From New York City to Los Angeles, America’s greatest cities are home to some of the world’s most breathtaking works of art. No, we’re not talking about masterpieces housed in museums like the Met or the Getty, though they are undoubtedly beautiful in their own right. We’re talking about the impressive feats of visual splendor plastered on the empty walls and underpasses of your hometowns. We’re talking about street art.
Street artists have been breaking up the monotony of urban meccas for decades, beautifying the bare spaces of the public realm with their particular brands of color and design. Instead of oil paint or marble, artists like Shepard Fairey and Swoon reach for cans of spray paint, wheatpastes and stencils, proving masterpieces exist outside the halls of fine art galleries too.
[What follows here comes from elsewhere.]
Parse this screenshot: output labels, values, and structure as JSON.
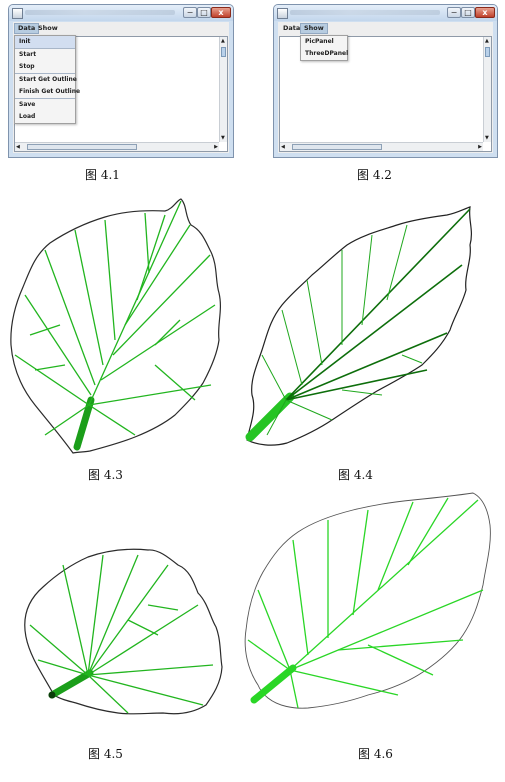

While it’s true that many cities have encountered their fair share of conflict with graffitists in the past, American audiences have largely embraced the world of open air art. From major museum exhibitions to the celebritization of street art stars, the genre has become a welcome form of ephemeral creativity and artistic innovation. It has its own community of experienced critics and scholars, like the experts at Brooklyn Street Art, Jaime Rojo and Steven Harrington, who write regularly about the “the power of street art to reface, re-contextualize, re-energize and re-imagine a building and its place in the neighborhood.”